According to the Bank of Tanzania (BoT), widening of the current account deficit by nearly 51.6 per cent during the period contributed to deterioration of the October international trade and financial transactions.
During the period, Tanzania spent a good fortune to import mostly transport equipment as well as building and construction materials leading to the non-capital transactions deficit broadening to about $2.11 billion from nearly $1.4 billion a year earlier.
“The overall balance of payments recorded a deficit of $171.6 million in the year ending October 2018 compared to a surplus of $1,601.8 million in the year to October 2017, partly on account of widening of the current account deficit,” the central bank notes in the new Monthly Economic Review (MER) published yesterday.
“The current account balance was a deficit of $2,113.6 million compared with a deficit of $1,394.2 million in the year ending October 2017, largely explained by increase in imports, particularly transport equipment, and building and construction materials,” reads the November MER.
The report says gross official reserves amounted to $5,277.8 million as at end October 2018, sufficient to cover 5.2 months of projected imports of goods and services, excluding foreign direct investment related imports. The import cover was well above the country and EAC benchmarks of four months and 4.5 months, respectively.
Meanwhile, foreign assets of banks were $998.1 million in October 2018. While imports rose by 8.8 per cent during the one-year period to about $10.3 billion, exports increased only by 1.2 per cent to around $8.7 billion that led to a trade balance deficit of $1.61 billion.
BoT says that exports of goods and services increased to $8,742 million in the year ending October 2018 from $8,638.9 million in the corresponding period in 2017, supported by good performance of traditional goods exports and increase in service receipts. The value of traditional goods exports rose by 38.4 per cent to $1,115.1 million following an increase in export values of all traditional crops, save for coffee and tea.

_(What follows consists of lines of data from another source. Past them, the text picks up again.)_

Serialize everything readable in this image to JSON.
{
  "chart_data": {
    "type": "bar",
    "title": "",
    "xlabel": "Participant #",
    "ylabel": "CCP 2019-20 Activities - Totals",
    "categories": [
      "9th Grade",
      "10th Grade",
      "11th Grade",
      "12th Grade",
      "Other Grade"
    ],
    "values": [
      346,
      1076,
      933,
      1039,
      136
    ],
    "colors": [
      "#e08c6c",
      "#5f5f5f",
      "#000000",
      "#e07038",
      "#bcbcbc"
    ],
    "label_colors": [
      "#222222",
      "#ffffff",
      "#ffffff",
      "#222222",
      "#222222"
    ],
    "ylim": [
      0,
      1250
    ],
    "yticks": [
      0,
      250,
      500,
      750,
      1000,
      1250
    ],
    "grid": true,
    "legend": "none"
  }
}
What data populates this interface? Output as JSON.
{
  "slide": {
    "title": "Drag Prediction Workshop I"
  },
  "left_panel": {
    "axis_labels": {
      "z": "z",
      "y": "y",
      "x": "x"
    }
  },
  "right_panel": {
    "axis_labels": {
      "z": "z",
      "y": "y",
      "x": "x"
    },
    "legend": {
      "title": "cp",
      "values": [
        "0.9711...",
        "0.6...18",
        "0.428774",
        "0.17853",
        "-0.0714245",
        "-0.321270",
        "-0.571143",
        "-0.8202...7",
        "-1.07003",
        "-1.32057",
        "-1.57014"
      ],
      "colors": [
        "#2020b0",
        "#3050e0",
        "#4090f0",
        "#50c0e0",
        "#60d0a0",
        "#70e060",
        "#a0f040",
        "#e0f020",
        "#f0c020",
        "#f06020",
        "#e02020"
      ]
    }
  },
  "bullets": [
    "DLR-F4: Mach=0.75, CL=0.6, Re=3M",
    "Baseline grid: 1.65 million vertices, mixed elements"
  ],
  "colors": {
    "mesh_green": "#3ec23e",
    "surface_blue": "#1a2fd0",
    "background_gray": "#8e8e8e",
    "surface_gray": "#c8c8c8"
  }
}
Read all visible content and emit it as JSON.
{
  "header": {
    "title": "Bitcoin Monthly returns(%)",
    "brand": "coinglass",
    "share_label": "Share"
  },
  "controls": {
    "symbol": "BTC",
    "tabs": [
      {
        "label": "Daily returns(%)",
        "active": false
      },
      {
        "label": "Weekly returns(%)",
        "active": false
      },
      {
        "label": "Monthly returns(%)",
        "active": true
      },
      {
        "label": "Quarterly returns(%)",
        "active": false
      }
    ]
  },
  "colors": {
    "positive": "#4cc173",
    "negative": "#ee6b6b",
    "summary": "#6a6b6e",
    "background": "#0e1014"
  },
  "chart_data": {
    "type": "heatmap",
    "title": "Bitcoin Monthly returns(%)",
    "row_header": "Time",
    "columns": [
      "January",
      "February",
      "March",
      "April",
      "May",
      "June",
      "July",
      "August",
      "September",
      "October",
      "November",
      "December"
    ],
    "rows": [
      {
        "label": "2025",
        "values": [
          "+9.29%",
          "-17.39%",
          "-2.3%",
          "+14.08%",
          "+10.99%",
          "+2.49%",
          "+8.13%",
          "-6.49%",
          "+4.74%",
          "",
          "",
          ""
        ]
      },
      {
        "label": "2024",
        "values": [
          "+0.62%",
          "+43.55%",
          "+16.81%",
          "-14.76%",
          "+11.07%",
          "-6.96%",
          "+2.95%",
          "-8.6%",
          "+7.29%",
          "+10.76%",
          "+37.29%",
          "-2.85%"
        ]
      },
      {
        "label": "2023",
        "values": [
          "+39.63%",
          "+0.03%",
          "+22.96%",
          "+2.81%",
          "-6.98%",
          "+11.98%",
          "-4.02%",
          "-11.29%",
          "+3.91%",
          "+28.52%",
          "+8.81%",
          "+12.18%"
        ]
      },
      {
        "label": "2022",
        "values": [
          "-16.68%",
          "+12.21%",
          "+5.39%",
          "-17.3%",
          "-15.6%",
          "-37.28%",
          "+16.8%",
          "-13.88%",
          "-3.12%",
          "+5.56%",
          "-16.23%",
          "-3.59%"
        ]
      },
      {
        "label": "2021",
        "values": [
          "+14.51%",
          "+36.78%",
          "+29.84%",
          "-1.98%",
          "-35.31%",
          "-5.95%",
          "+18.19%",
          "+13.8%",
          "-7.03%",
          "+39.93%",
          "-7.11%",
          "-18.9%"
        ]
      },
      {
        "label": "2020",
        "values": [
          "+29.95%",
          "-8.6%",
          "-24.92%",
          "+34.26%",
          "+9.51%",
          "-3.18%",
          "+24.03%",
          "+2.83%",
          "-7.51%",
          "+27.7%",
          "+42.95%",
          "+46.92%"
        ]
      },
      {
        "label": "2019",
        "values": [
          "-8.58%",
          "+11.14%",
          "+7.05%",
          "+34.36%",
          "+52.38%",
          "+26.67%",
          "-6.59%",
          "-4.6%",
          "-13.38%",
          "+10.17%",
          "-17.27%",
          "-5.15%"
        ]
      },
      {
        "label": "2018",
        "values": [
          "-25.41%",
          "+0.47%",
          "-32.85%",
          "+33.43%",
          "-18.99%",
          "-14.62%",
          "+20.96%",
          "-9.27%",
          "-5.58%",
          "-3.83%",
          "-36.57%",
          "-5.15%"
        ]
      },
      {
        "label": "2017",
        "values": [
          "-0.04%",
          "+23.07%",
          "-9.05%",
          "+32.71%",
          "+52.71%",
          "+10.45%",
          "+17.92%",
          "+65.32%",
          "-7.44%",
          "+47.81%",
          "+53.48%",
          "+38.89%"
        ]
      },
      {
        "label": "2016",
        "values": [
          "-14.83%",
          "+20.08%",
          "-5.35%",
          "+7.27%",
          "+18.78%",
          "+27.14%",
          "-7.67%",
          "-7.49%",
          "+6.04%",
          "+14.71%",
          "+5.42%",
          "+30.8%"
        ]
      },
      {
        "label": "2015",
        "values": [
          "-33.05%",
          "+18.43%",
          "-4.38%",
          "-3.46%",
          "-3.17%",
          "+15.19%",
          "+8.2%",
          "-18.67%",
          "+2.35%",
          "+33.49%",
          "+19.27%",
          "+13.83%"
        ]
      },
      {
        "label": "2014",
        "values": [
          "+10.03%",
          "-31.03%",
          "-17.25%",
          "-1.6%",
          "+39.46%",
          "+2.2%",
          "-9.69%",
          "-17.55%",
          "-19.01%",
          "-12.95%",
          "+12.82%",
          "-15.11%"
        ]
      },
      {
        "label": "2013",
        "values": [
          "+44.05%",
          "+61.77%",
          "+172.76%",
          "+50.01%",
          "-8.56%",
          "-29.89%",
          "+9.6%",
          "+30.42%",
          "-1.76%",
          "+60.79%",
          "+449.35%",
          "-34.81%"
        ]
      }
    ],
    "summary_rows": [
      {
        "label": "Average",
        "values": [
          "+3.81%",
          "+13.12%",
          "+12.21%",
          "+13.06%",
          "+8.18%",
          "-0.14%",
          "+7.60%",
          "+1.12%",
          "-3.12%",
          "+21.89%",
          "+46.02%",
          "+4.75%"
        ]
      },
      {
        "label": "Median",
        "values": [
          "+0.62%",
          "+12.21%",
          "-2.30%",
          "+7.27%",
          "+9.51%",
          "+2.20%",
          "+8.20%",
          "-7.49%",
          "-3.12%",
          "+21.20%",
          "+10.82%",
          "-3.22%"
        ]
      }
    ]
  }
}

“The increase in export value of cotton, sisal, tobacco and cloves was on account of volume, while for cashew nuts was due to both volume and export price. The decline in export value of coffee and tea was mostly due to a fall in export prices,” the central bank explains in the new MER.
Non-traditional exports value dropped to $3,200.4 million in the year ending October 2018 from $3,575.9 million. All categories of non-traditional goods exports recorded declines during the year, save for horticultural products.
“It is worth noting that the decrease in export value of gold—the leading non-traditional good—was on account of a decline in volume,” BoT notes in the report.
Foreign exchange earnings from services amounted to $3,994.9 million in the year ending October 2018 compared with $3,819.0 million in the year ending October 2017, driven by travel and transport receipts. Travel receipts, which are dominated by tourism, rose by 7.3 per cent to $2,406.1 million owing to increase in number of tourist arrivals.
Transport receipts went up by 10.9 per cent to $1,237.7 million on account of increase in the volume of transit goods to/and from neighbouring countries particularly Zambia, Democratic Republic of the Congo and Burundi, following improvement of operations at the Dar es Salaam port, including removal of value added tax on auxiliary services of transit cargo and reduced road blocks.
The MER says that the goods and services import bill increased by 8.8 per cent from the amount paid in the year ending October 2017 to $10,357.4 million in the year ending October 2018. Goods import amounted to $8,143.3 million compared with $7,528.5 million in the year to October 2017, with all the import categories recording increases.
“A notable increase was observed in capital and intermediate goods that is much associated with the on-going infrastructural development projects, including construction of standard gauge railway, roads and bridges, airports, and ports.
Meanwhile, the rise in intermediate goods import bill was largely explained by an increase in the value of oil imports,” BoT explains.
Oil imports—the second largest in goods imports—went up by 3.4 per cent to $1,916.8 million following increase in both volume and price, consistent with global market price developments.
By contrast, importation of food and food stuff substantially declined in the year ending October 2018 on account of adequate supply of food across the country following good harvest during 2017/18 food crop-season.
Services payment increased to $2,214.1 million in the year to October 2018 from $1,988.0 million in the previous year, largely following increase in transport and other business services payments.
Payments with respect to transport, particularly freight, which accounted for the largest share of services payment, rose by 7.5 per cent in line with increase in goods imports.